Breda O’Brien: Abortion for Down syndrome looms as real threat
We are heading towards abortion for Down syndrome if we do not retain the Eighth
An anti-abortion poster in Dublin: people have real problems with abortion that cannot be wished away. Photograph: Clodagh Kilcoyne/Reuters
Four former chairs of the Institute of Obstetricians and Gynaecologists and the current chair of the Joint Institute of Obstetricians and Gynaecologists/HSE Working Group on Maternal Mortality, have called this week on Dr Rhona Mahony and Dr Peter Boylan to withdraw their remarks regarding the Eighth Amendment.
They were particularly appalled at Mahony’s claim that, in Ireland, we play medical roulette with women’s lives, and Boylan’s statement that the Eighth Amendment makes “makes it difficult for us to treat women with compassion and give them the proper care that they need”.
Both Boylan and Mahony have implied that women have to be dying before a doctor can intervene in serious conditions like threatened sepsis. Neither seems familiar with the Medical Council ethical guidelines.
Article 48.3 states: “Abortion is legally permissible where there is a real and substantial risk to the life of the woman which cannot be prevented by other means. This risk, while substantial, may not be immediate or inevitable in all cases.” There is no need to wait until death is imminent – and if Dr Mahony or Dr Boylan ever did, they would be in breach of their own professional guidelines.
While both Boylan and Mahony are actively campaigning for abortion in the Irish health system, it appears, however, that Boylan and Mahony do not agree on the diagnosis of Down syndrome and its implications.
Mahony, master of Holles Street, recently stated that non-invasive prenatal testing (NIPT) for Down syndrome is 99 per cent accurate and is available from nine to 10 weeks’ gestation.
She also said that “Down syndrome is a spectrum of disorders, ranging from babies who won’t survive the first trimester, babies with very serious heart defects, all kinds of other congenital anomalies, and babies that are quite well and relatively healthy. It is not one condition.”
Given that no screening or diagnostic test at this early stage can predict what level of disability a baby with Down syndrome will have, what is Dr Mahony’s point? The justification of abortion of babies with Down syndrome?
She said that most people would opt after NIPT to have the gold-standard diagnostic test, that is, chorionic villus sampling.
However, if the Eighth is not retained, suppose a woman, Anne, opts for NIPT at 10 weeks. Some companies guarantee a result in five days. Given that a positive diagnosis is 99 per cent accurate, Anne might then ask for an abortion. No reason will be required.
If she thinks 99 per cent accuracy is not enough, Anne can have chorionic villus sampling at 11 weeks. Irish companies offer results within two-three days, leaving Anne within the 12-week limit even with a three-day waiting period.
Abortions on the grounds of Down syndrome will be possible under the proposed legislation.
We are told to trust doctors but rarely advised what to do when doctors disagree. Dr Mahony believes that screening tests are highly accurate and available long before 12 weeks.
Dr Boylan took to Liveline to state that it is virtually impossible to receive a definitive diagnosis of Down syndrome before 12 weeks on the grounds that 99 per cent is not the same as 100 per cent. Prenatal screening and diagnostic testing is a multibillion dollar industry. There is fierce competition to be the first to develop an earlier NIPT and to become the new gold standard.

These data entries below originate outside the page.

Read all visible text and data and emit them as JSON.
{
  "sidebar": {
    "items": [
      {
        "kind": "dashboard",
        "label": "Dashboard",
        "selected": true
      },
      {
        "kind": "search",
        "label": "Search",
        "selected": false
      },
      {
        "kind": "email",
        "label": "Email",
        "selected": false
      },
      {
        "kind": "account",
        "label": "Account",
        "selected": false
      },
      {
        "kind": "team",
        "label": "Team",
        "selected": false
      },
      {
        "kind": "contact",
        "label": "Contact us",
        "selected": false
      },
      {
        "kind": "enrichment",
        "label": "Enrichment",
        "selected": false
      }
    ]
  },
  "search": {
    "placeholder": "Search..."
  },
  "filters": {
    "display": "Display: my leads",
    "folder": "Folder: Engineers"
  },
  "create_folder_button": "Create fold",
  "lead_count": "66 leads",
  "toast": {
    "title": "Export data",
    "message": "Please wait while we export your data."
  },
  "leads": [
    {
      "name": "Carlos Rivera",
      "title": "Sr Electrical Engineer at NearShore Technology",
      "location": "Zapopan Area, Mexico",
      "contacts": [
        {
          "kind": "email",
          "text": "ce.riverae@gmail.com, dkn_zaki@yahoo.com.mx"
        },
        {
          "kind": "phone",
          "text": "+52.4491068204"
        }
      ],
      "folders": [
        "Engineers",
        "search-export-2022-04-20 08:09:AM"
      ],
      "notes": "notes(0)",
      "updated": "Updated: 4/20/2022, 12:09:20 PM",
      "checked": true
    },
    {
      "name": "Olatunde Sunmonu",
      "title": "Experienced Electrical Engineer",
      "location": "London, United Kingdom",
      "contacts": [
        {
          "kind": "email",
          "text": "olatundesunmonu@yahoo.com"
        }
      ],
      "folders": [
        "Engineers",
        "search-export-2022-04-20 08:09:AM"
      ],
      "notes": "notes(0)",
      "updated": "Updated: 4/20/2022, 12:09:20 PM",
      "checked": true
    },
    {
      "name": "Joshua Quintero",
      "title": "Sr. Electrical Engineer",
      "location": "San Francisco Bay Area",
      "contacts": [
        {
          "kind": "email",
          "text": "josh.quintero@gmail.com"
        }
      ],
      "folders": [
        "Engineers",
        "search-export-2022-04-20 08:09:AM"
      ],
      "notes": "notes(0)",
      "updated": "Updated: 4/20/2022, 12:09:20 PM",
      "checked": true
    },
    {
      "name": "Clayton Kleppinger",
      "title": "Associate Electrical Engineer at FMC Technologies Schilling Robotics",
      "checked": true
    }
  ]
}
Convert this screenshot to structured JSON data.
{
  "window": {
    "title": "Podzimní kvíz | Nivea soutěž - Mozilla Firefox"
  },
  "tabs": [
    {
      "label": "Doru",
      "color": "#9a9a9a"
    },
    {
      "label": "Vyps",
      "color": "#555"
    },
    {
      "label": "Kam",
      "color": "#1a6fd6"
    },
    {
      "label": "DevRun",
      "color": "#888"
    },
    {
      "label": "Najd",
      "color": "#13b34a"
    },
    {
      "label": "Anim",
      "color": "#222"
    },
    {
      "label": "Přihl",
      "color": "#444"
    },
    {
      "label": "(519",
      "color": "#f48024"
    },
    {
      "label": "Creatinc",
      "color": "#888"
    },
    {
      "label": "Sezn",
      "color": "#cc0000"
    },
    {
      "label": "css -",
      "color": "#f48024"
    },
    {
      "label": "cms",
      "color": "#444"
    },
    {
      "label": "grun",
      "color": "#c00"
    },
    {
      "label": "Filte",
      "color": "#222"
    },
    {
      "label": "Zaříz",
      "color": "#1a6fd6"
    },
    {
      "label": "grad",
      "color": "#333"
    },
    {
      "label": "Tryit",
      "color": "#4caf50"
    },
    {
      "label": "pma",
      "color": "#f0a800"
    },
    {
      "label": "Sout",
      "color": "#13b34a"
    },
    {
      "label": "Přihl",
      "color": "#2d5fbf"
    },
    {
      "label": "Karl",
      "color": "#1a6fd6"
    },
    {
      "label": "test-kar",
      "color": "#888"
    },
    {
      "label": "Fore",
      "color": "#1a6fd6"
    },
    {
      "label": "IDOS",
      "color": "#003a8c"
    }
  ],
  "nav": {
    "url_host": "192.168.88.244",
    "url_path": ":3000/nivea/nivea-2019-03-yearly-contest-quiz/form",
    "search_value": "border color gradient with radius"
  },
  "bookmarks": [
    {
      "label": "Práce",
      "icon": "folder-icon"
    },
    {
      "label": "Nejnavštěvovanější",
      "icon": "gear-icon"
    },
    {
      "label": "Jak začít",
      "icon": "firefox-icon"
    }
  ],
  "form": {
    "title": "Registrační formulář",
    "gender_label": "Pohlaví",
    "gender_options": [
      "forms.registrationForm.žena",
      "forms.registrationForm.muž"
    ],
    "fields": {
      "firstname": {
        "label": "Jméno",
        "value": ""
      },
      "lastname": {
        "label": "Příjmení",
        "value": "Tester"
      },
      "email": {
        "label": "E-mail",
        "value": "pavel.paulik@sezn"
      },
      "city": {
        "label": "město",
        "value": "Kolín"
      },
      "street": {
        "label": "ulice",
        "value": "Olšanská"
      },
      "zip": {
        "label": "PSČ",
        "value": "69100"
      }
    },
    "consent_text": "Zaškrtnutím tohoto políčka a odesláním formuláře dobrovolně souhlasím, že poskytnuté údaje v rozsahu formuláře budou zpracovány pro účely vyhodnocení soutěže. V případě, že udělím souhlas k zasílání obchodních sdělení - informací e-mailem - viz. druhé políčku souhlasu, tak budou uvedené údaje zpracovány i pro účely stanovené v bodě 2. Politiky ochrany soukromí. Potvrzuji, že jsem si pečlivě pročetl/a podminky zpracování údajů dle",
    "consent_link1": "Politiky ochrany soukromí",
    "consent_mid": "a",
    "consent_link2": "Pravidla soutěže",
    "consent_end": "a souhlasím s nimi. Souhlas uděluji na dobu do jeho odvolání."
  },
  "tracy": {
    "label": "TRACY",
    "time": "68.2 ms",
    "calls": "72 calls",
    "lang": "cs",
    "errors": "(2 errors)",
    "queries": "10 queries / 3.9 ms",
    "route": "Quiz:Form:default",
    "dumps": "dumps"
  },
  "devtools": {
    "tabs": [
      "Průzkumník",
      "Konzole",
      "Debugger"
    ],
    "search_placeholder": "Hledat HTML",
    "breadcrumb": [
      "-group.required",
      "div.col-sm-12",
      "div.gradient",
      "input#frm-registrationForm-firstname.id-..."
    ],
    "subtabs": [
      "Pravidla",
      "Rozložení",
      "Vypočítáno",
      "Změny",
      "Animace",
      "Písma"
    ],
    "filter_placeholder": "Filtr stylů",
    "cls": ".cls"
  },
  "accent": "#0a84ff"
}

But Dr Boylan said that even if such screening became available at seven weeks, the Government could legislate to prevent abortion on the grounds of Down syndrome.
Abortion for disability
How exactly? Will women have to sign an affidavit stating that the abortion is not on the grounds of disability? How can any society deny abortion for disability, but allow aborting a healthy baby?
Abortion will be available up to 24 weeks on grounds of serious risk to health, with no distinction between physical and mental health. Just like the UK, two doctors will have to sign off, and in the UK this rapidly became no scrutiny at all.
In Germany, abortion is not permitted on grounds of disability but is permitted after the 12th week to “avert the danger of grave injury to the physical or mental health of the pregnant woman”. This is the ground on which German abortions for Down syndrome and disability are carried out.
Just how much of a barrier “serious risk” will be is illustrated by what Boylan said in February: “I don’t really have a problem with them saying ‘serious risk’, because if the woman regards it as serious, then it is. It should be the woman’s assessment of the risk that counts.”
So, abortion for any reason until 12 weeks, and on virtual self-certification up to 24 weeks? And this is allegedly restrictive?
Before the last German election, Natalie Dedreux, a teenager with Down syndrome, asked Angela Merkel why nine out of 10 babies with Down syndrome are aborted in Germany. Merkelwas visibly discomfited and had no answer. Neither will we if this referendum is passed, no matter what Dr Boylan tries to tell us.